By The Time They Get To You

Eight years ago, my teaching mentor described the teacher’s role in the classroom as an intervening presence.

How strange! How powerful! How wonderful!

The phrase resonated so deeply with me as I understood it then. In other words, the student meets a professor, and the professor somehow, in some way, intervenes so as to alter a course of events in that student. 

It was true. I could list every teacher I ever had and tell you exactly how they changed me. Mrs. Mayo picked my essay as the winner for Arbor Day, and I became a writer that day. Mrs. Guiles intervened and told me the difference between a weak verb and a strong one, and I became a grammarian that day. Mr. Outka used the word “sublime” in class, and that day, I became a Romanticist. I could go on. I could go on and on and on about the people God used on my path to intervene–to change my direction–forever.
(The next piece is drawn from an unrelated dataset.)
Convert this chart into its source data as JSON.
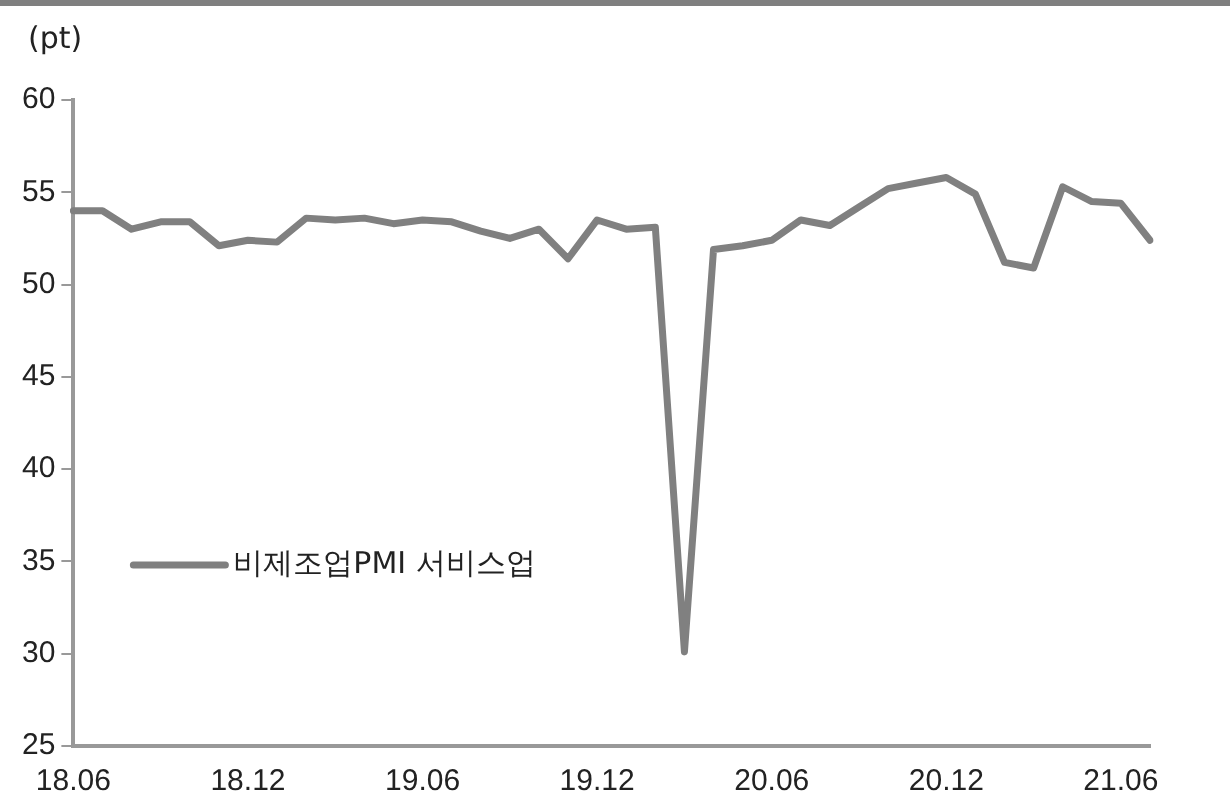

I also had people intervene on my path to warn, to rebuke, and to rescue.

And now here I am, older on the path as the younger folks arrive. We meet. What does our interaction do for this person? Does it alter any course of events for good? Does it motivate, encourage, inspire, warn, bless, instruct? Am I truly here to intervene? Perhaps! Oh, perhaps!

By the time they get to me–and I to them–the weight of our whole lives presents itself, and we interact. Something changes, and I pray this intervening presence has brought beauty, meaning, joy, hope, and truth. When I see myself as a potential intervening presence (because God orchestrates all things, including students and meeting neighbors on the path), I take more seriously my attention to others, my words, and my ability to encourage or warn.

Perhaps you and I are intervening presences today. Oh, perhaps!